Last month Hildegaard Link’s two daughters, 15 and 11, rushed home, frightened by headlines about the stock market. The older one “totally freaked out,” recalled Ms. Link, a civil engineer in Brooklyn. “She asked: ‘What does this mean for me? For my family?’ ”
Ms. Link reassured her but asked whether everyone could do with a little less. “Let’s brainstorm.”
The girls made choices: lessons for either drum or violin, every two weeks; fewer restaurant dinners; one new school outfit. “They were not resentful,” Ms. Link reported. “They were relieved to be part of the process.”

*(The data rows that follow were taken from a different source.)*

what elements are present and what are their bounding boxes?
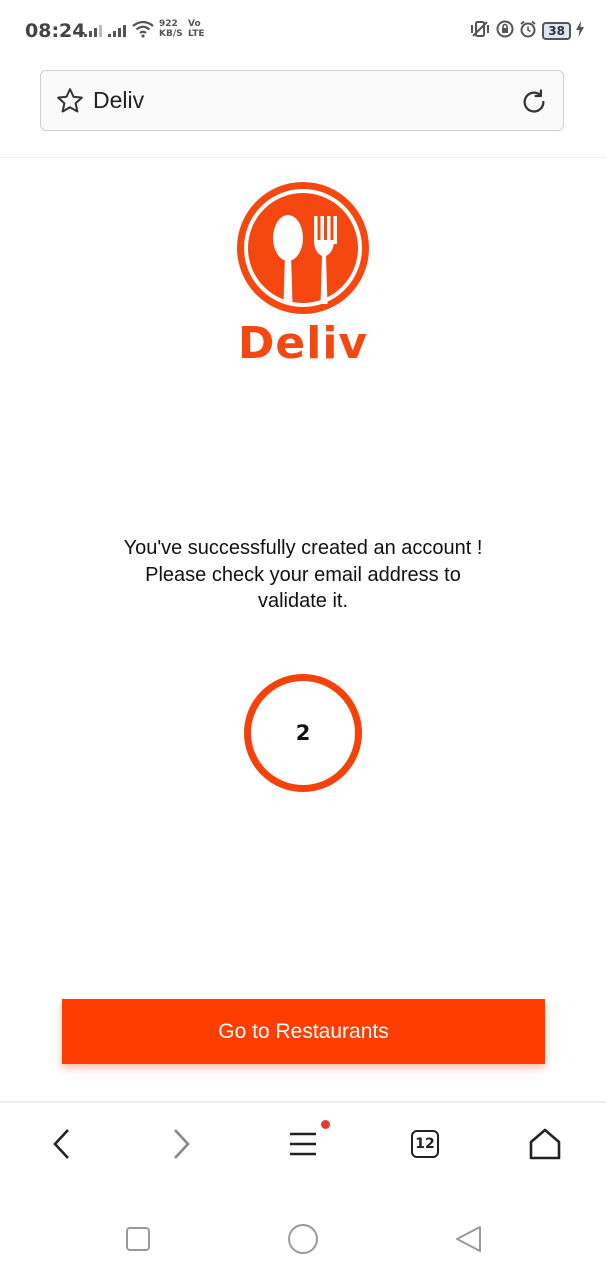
toolbar-divider (0, 1101, 606, 1103)
recents-icon[interactable] (121, 1222, 155, 1256)
alarm-icon (519, 20, 537, 42)
reload-icon[interactable] (519, 87, 549, 121)
vibrate-off-icon (469, 20, 491, 42)
top-divider (0, 157, 606, 158)
tabs-count: 12 (411, 1130, 439, 1158)
address-bar[interactable]: Deliv (40, 70, 564, 131)
logo-wordmark: Deliv (237, 318, 369, 369)
charging-icon (576, 21, 584, 41)
deliv-logo-icon (236, 182, 370, 318)
success-line: You've successfully created an account ! (123, 537, 483, 559)
wifi-icon (131, 20, 155, 42)
redirect-countdown: 2 (244, 674, 362, 792)
battery-indicator: 38 (542, 22, 571, 40)
go-to-restaurants-button[interactable]: Go to Restaurants (62, 999, 545, 1064)
forward-icon[interactable] (161, 1124, 201, 1164)
tabs-icon[interactable]: 12 (405, 1124, 445, 1164)
site-title: Deliv (93, 87, 145, 113)
success-message: You've successfully created an account !… (110, 535, 496, 615)
status-bar: 08:24 922 KB/S Vo LTE 38 (0, 0, 606, 62)
lock-rotation-icon (496, 20, 514, 42)
menu-icon[interactable] (283, 1120, 330, 1164)
signal-1-icon (84, 23, 102, 37)
status-right-group: 38 (469, 20, 584, 42)
home-icon[interactable] (525, 1124, 565, 1164)
bookmark-star-icon[interactable] (55, 86, 85, 120)
home-circle-icon[interactable] (286, 1222, 320, 1256)
network-speed: 922 KB/S (159, 19, 183, 39)
back-icon[interactable] (42, 1124, 82, 1164)
status-time: 08:24 (25, 20, 86, 42)
signal-2-icon (108, 23, 126, 37)
notification-dot (321, 1120, 330, 1129)
instruction-line: Please check your email address to valid… (145, 563, 461, 613)
volte-indicator: Vo LTE (188, 19, 205, 39)
back-triangle-icon[interactable] (451, 1222, 485, 1256)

Market researchers say that teenagers are, out of necessity, adjusting. Jeffrey Klinefelter, a senior research analyst at Piper Jaffray, said last week’s survey showed that the amount teenagers allocated for clothes had increased 1 percent, but that they were patronizing stores with lower-priced labels.
Jim Taylor, vice chairman of the Harrison Group, the market research firm, said he had seen an evolution in family negotiations. As parents drop housecleaning and lawn services, they are asking their teenagers to pitch in, for pay.
“That reduces the cash flow for parents without reducing discretionary spending for kids,” he said. “Parents are asking kids to take responsibility for what is really important to them.”
Anecdotes like these prompt economists and therapists to find something positive in all the economic turbulence. “The sooner we have these conversations in the family and as a society,” said Dr. Manning, the economist, “the sooner we can focus on core values, and have a more realistic dialogue about the meaning of happiness and money.”
KAITLYN POSTLE is having a bumpy adjustment. She has a weekend baby-sitting job and can’t wait to turn 16, so she can find work at a mall.
“I used to ask for things and my parents would say, ‘We can’t do that,’ ” she said in a phone interview. “So I would throw a tantrum and get an attitude. They used to give in a lot. But that doesn’t work now.”
The good news, she said, is that when she shops at thrift stores, she can buy more for her money. But now that she has a temporary license — freedom! — how will she pay for gas?
She assumes she will have to attend a local college and live at home. “I don’t have a problem with that,” she said. “Whatever. That way, I won’t have to pay for everything.”
In the background, a half-shout of protest could be heard. “Of course,” Kaitlyn added, “my parents aren’t too happy about that.”